Now another SRT application can connect to that SRT stream on 192.168.2.3:4900
provided by tsp
, e.g., srt-live-transmit sample application to flip it back to MPEG-TS.
srt-live-transmit.exe srt://192.168.2.3:4900 udp://192.168.2.49:10002
Or VLC player: press CTRL+N
to open a new network stream and type in URL srt://192.168.2.3:4900
to connect to the stream in this example.

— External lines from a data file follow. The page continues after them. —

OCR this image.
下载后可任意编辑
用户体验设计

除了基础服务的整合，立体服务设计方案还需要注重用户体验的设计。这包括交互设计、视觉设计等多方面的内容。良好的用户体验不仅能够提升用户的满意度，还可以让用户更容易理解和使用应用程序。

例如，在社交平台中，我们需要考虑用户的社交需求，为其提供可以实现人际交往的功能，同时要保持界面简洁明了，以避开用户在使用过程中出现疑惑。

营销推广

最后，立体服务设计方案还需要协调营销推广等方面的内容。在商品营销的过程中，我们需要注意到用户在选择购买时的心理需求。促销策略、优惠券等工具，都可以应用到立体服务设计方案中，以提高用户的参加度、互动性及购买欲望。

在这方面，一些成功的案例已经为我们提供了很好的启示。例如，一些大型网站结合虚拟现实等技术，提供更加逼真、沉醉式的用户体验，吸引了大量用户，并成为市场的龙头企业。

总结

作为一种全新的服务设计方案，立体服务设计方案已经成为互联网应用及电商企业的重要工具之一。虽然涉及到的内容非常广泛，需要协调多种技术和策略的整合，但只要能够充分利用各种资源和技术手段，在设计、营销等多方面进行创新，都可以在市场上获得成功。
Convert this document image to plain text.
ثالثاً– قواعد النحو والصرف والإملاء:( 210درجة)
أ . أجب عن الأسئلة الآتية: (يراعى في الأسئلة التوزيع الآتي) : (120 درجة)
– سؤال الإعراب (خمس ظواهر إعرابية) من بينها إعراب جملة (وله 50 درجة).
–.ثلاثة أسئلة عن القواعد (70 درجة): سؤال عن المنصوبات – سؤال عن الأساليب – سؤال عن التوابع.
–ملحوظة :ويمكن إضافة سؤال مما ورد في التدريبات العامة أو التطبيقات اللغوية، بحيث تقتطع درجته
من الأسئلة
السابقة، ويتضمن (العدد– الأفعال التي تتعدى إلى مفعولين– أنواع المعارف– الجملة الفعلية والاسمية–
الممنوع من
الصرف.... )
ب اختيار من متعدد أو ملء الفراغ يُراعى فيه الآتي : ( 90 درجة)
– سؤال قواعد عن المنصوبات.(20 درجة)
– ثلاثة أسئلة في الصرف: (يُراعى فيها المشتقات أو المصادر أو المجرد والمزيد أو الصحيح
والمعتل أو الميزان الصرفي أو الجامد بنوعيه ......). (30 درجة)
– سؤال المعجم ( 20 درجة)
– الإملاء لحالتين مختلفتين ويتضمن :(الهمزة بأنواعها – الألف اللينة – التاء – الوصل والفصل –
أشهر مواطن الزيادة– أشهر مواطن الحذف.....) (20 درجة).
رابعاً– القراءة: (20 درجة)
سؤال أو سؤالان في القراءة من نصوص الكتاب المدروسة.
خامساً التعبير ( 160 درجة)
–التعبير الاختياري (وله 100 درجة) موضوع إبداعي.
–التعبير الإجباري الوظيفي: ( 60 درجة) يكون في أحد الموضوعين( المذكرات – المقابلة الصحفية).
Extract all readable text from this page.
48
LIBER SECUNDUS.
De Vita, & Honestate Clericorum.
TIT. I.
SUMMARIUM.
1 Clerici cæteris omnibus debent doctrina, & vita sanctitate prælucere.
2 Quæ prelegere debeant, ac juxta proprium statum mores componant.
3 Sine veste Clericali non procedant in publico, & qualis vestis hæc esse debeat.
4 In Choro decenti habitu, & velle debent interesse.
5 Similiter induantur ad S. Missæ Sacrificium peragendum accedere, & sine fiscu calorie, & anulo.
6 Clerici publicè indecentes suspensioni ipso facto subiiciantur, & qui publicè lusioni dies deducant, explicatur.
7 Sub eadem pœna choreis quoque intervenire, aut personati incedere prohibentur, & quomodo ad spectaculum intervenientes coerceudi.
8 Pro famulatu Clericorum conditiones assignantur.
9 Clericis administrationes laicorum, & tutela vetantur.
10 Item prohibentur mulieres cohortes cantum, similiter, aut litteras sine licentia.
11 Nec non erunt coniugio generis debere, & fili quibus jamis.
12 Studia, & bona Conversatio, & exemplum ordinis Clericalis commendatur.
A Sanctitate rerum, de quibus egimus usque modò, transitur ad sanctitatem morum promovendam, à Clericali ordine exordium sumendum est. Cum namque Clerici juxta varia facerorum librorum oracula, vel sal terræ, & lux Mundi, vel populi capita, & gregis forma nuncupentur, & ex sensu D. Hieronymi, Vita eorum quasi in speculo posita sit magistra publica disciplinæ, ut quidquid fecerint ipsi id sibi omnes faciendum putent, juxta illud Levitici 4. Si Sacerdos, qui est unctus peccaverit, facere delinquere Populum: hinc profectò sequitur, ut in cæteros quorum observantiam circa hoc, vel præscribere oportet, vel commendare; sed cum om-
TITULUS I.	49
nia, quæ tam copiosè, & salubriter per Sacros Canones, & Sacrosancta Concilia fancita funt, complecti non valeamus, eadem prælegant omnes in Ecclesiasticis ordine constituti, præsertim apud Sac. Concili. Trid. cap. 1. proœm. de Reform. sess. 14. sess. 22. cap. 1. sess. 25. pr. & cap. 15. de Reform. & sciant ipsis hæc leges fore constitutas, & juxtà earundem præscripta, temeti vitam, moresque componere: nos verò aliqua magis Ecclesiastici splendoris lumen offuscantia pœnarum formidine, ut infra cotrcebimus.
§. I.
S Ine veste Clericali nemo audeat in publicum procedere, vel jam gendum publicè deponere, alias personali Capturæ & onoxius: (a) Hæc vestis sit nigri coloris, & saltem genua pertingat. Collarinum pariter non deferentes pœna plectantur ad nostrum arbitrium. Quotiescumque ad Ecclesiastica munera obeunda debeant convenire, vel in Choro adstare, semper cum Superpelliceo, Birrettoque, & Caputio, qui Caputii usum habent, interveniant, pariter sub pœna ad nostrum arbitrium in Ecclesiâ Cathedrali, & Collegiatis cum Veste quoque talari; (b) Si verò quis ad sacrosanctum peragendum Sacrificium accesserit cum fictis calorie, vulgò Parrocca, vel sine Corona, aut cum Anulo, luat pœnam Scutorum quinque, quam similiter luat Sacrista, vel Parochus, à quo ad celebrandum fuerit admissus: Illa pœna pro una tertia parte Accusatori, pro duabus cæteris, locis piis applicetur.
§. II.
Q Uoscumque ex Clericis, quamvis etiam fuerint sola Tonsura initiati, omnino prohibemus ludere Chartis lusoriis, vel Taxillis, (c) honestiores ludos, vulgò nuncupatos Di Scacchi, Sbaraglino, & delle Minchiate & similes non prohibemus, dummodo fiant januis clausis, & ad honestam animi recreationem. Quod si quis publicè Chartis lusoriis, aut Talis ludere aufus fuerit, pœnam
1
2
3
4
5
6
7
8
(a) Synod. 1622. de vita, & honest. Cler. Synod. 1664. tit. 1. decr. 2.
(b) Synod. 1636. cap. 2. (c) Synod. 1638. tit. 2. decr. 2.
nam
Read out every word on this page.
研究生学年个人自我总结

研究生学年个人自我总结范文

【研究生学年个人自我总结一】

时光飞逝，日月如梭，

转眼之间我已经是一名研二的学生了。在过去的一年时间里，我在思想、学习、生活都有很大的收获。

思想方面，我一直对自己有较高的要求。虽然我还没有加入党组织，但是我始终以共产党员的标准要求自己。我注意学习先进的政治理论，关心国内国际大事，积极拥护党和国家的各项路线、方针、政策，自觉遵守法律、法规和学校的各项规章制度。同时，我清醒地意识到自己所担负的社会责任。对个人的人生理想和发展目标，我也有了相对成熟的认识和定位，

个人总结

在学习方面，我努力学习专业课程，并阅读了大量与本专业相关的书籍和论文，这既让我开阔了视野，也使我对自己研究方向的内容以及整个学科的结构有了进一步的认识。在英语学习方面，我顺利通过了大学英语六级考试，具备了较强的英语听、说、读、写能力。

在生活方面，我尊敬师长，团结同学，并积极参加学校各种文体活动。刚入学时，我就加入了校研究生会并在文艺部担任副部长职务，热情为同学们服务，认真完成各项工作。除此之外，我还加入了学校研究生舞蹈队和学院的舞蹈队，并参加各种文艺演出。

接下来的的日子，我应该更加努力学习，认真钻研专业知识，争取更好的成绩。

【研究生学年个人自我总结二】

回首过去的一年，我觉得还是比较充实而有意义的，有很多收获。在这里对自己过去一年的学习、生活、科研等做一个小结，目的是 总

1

Analyzing incoming SRT stream
Incoming SRT stream containing MPEG-TS one can also be analyzed. The following example would connect in caller mode to the SRT stream, which was sent out using tsp
as described in the section above and perform an analysis for 10 seconds:
tsp -I srt --caller 192.168.2.3:4900 --transtype live --messageapi -P until --seconds 10 -P analyze -O drop
It would generate an output to stdout
like this (shortened)
===============================================================================
| TRANSPORT STREAM ANALYSIS REPORT |
|=============================================================================|
| Transport Stream Id: .......... 1 (0x0001) | Services: .............. 1 |
| Bytes: ........................ 99,391,840 | PID's: Total: .......... 4 |
| TS packets: ...................... 528,680 | Clear: .......... 4 |
| With invalid sync: .................. 0 | Scrambled: ...... 0 |
| With transport error: ............... 0 | With PCR's: ..... 1 |
| Suspect and ignored: ................ 0 | Unreferenced: ... 0 |
|-----------------------------------------------------------------------------|
| Transport stream bitrate, based on ....... 188 bytes/pkt 204 bytes/pkt |
| User-specified: ......................... 69,642,777 b/s 75,569,821 b/s |
| Estimated based on PCR's: ............... 58,771,501 b/s 63,773,331 b/s |
|-----------------------------------------------------------------------------|
| Broadcast time: .................................... 11 sec (0 mn 11 sec) |
|-----------------------------------------------------------------------------|
| Srv Id Service Name Access Bitrate |
| 0x0001 Service01 .................................... C 67,660,510 b/s |
| |
| Note 1: C=Clear, S=Scrambled |
| Note 2: Unless specified otherwise, bitrates are based on 188 bytes/pkt |
===============================================================================
...
Output was cut off here. For more details perform this on your stream or see the TSDuck user's guide.